Look for solutions, not just problems: Rather than just focusing on what has gone wrong, we encourage the girls to think about how they can seek reconciliation in the friendship. Even if they are not the ones who “started it”, we try to get the girls to reflect on how they can take steps to open a conversation where they can honestly express how they are feeling and find a way forward.

Do not have a fixed mindset about your group: At Meriden, we encourage the girls to have open circles so that girls can join groups at any time, move groups if dynamics change or their interests change, and welcome new students to the school. At times, girls can feel trapped in a group, especially if they have been friends for a long time. Research demonstrates that girls really only need one or two good friends at school to thrive. Sometimes, the big group dynamic can be more harmful than helpful.

Friends should build you up, not tear you down: Ultimately, we encourage the girls to make friends with those who encourage them. We regularly remind girls not to say things to others (either face-to-face or online) that they would not want to be said to themselves.


Making New Friends at School

For students who are worried about attending school due to friendship issues, or a lack of friendships, there are ways forward at Meriden to help them build new relationships.

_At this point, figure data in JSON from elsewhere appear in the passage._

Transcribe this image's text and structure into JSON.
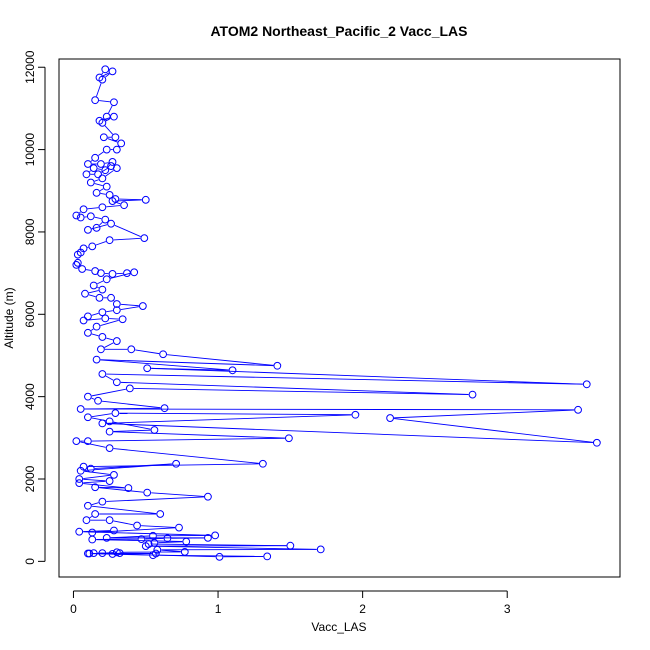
{
  "chart_data": {
    "type": "line",
    "title": "ATOM2 Northeast_Pacific_2 Vacc_LAS",
    "xlabel": "Vacc_LAS",
    "ylabel": "Altitude (m)",
    "xlim": [
      -0.1,
      3.78
    ],
    "ylim": [
      -380,
      12200
    ],
    "xticks": [
      0,
      1,
      2,
      3
    ],
    "yticks": [
      0,
      2000,
      4000,
      6000,
      8000,
      10000,
      12000
    ],
    "markers": "open-circle",
    "grid": false,
    "legend": "none",
    "color": "#0000ff",
    "series": [
      {
        "points": [
          [
            0.22,
            11950
          ],
          [
            0.18,
            11750
          ],
          [
            0.27,
            11900
          ],
          [
            0.2,
            11700
          ],
          [
            0.15,
            11200
          ],
          [
            0.28,
            11150
          ],
          [
            0.23,
            10800
          ],
          [
            0.18,
            10700
          ],
          [
            0.28,
            10800
          ],
          [
            0.2,
            10650
          ],
          [
            0.29,
            10300
          ],
          [
            0.21,
            10300
          ],
          [
            0.33,
            10150
          ],
          [
            0.3,
            10000
          ],
          [
            0.23,
            10000
          ],
          [
            0.15,
            9800
          ],
          [
            0.1,
            9650
          ],
          [
            0.19,
            9650
          ],
          [
            0.27,
            9700
          ],
          [
            0.22,
            9500
          ],
          [
            0.14,
            9550
          ],
          [
            0.09,
            9400
          ],
          [
            0.17,
            9400
          ],
          [
            0.26,
            9600
          ],
          [
            0.3,
            9550
          ],
          [
            0.2,
            9300
          ],
          [
            0.12,
            9200
          ],
          [
            0.23,
            9100
          ],
          [
            0.16,
            8950
          ],
          [
            0.25,
            8900
          ],
          [
            0.29,
            8800
          ],
          [
            0.5,
            8780
          ],
          [
            0.27,
            8750
          ],
          [
            0.35,
            8650
          ],
          [
            0.2,
            8600
          ],
          [
            0.07,
            8550
          ],
          [
            0.02,
            8400
          ],
          [
            0.05,
            8350
          ],
          [
            0.12,
            8380
          ],
          [
            0.22,
            8300
          ],
          [
            0.16,
            8100
          ],
          [
            0.1,
            8050
          ],
          [
            0.26,
            8200
          ],
          [
            0.49,
            7850
          ],
          [
            0.25,
            7800
          ],
          [
            0.13,
            7650
          ],
          [
            0.07,
            7600
          ],
          [
            0.05,
            7500
          ],
          [
            0.03,
            7450
          ],
          [
            0.03,
            7250
          ],
          [
            0.02,
            7200
          ],
          [
            0.06,
            7100
          ],
          [
            0.15,
            7050
          ],
          [
            0.19,
            7000
          ],
          [
            0.27,
            6980
          ],
          [
            0.37,
            7000
          ],
          [
            0.42,
            7020
          ],
          [
            0.23,
            6850
          ],
          [
            0.14,
            6700
          ],
          [
            0.2,
            6600
          ],
          [
            0.08,
            6500
          ],
          [
            0.18,
            6400
          ],
          [
            0.26,
            6400
          ],
          [
            0.3,
            6250
          ],
          [
            0.48,
            6200
          ],
          [
            0.3,
            6100
          ],
          [
            0.2,
            6050
          ],
          [
            0.1,
            5950
          ],
          [
            0.07,
            5850
          ],
          [
            0.22,
            5900
          ],
          [
            0.34,
            5880
          ],
          [
            0.16,
            5700
          ],
          [
            0.1,
            5550
          ],
          [
            0.2,
            5450
          ],
          [
            0.3,
            5350
          ],
          [
            0.19,
            5150
          ],
          [
            0.4,
            5150
          ],
          [
            0.62,
            5030
          ],
          [
            1.41,
            4750
          ],
          [
            0.16,
            4900
          ],
          [
            1.1,
            4640
          ],
          [
            0.51,
            4690
          ],
          [
            3.55,
            4300
          ],
          [
            0.2,
            4550
          ],
          [
            0.3,
            4350
          ],
          [
            2.76,
            4050
          ],
          [
            0.39,
            4200
          ],
          [
            0.1,
            4000
          ],
          [
            0.17,
            3900
          ],
          [
            0.63,
            3720
          ],
          [
            0.05,
            3700
          ],
          [
            3.49,
            3680
          ],
          [
            2.19,
            3480
          ],
          [
            3.62,
            2880
          ],
          [
            0.2,
            3350
          ],
          [
            1.95,
            3560
          ],
          [
            0.29,
            3600
          ],
          [
            0.1,
            3500
          ],
          [
            0.25,
            3400
          ],
          [
            0.56,
            3190
          ],
          [
            0.25,
            3150
          ],
          [
            1.49,
            2990
          ],
          [
            0.1,
            2920
          ],
          [
            0.02,
            2920
          ],
          [
            0.25,
            2750
          ],
          [
            1.31,
            2370
          ],
          [
            0.07,
            2300
          ],
          [
            0.12,
            2250
          ],
          [
            0.71,
            2370
          ],
          [
            0.05,
            2200
          ],
          [
            0.28,
            2100
          ],
          [
            0.04,
            2000
          ],
          [
            0.25,
            1950
          ],
          [
            0.04,
            1900
          ],
          [
            0.38,
            1780
          ],
          [
            0.15,
            1800
          ],
          [
            0.51,
            1670
          ],
          [
            0.93,
            1570
          ],
          [
            0.2,
            1450
          ],
          [
            0.1,
            1350
          ],
          [
            0.6,
            1150
          ],
          [
            0.15,
            1150
          ],
          [
            0.09,
            1000
          ],
          [
            0.25,
            1000
          ],
          [
            0.44,
            870
          ],
          [
            0.73,
            820
          ],
          [
            0.13,
            700
          ],
          [
            0.28,
            750
          ],
          [
            0.04,
            720
          ],
          [
            0.98,
            630
          ],
          [
            0.55,
            620
          ],
          [
            0.23,
            570
          ],
          [
            0.93,
            570
          ],
          [
            0.65,
            560
          ],
          [
            0.47,
            540
          ],
          [
            0.13,
            530
          ],
          [
            0.78,
            480
          ],
          [
            0.56,
            450
          ],
          [
            0.52,
            420
          ],
          [
            1.5,
            380
          ],
          [
            0.5,
            370
          ],
          [
            1.71,
            290
          ],
          [
            0.58,
            280
          ],
          [
            0.77,
            230
          ],
          [
            0.3,
            220
          ],
          [
            0.2,
            200
          ],
          [
            0.32,
            200
          ],
          [
            0.14,
            200
          ],
          [
            0.57,
            190
          ],
          [
            0.11,
            190
          ],
          [
            0.55,
            150
          ],
          [
            1.34,
            120
          ],
          [
            1.01,
            110
          ],
          [
            0.27,
            180
          ],
          [
            0.1,
            190
          ]
        ]
      }
    ]
  }
}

Cocurricular activities are designed so that students can not only enjoy their chosen activity, but have plenty of space to meet new people and start friendships. Doing an activity side-by-side with someone – whether it’s a musical endeavour, coding a robot, or hiking on a Duke of Edinburgh’s Award expedition – is a low-pressure way to get to know them and start chatting.

There are many different cocurricular opportunities at Meriden, and I encourage all students and parents to consider what activities they might enjoy as they expand their friendships and relationships.

For students who are struggling, parents can reach out to their daughter’s Year Coordinator so they can take a proactive approach to supporting them. The start of a new term is a good time to help students find new friends if they need help doing this.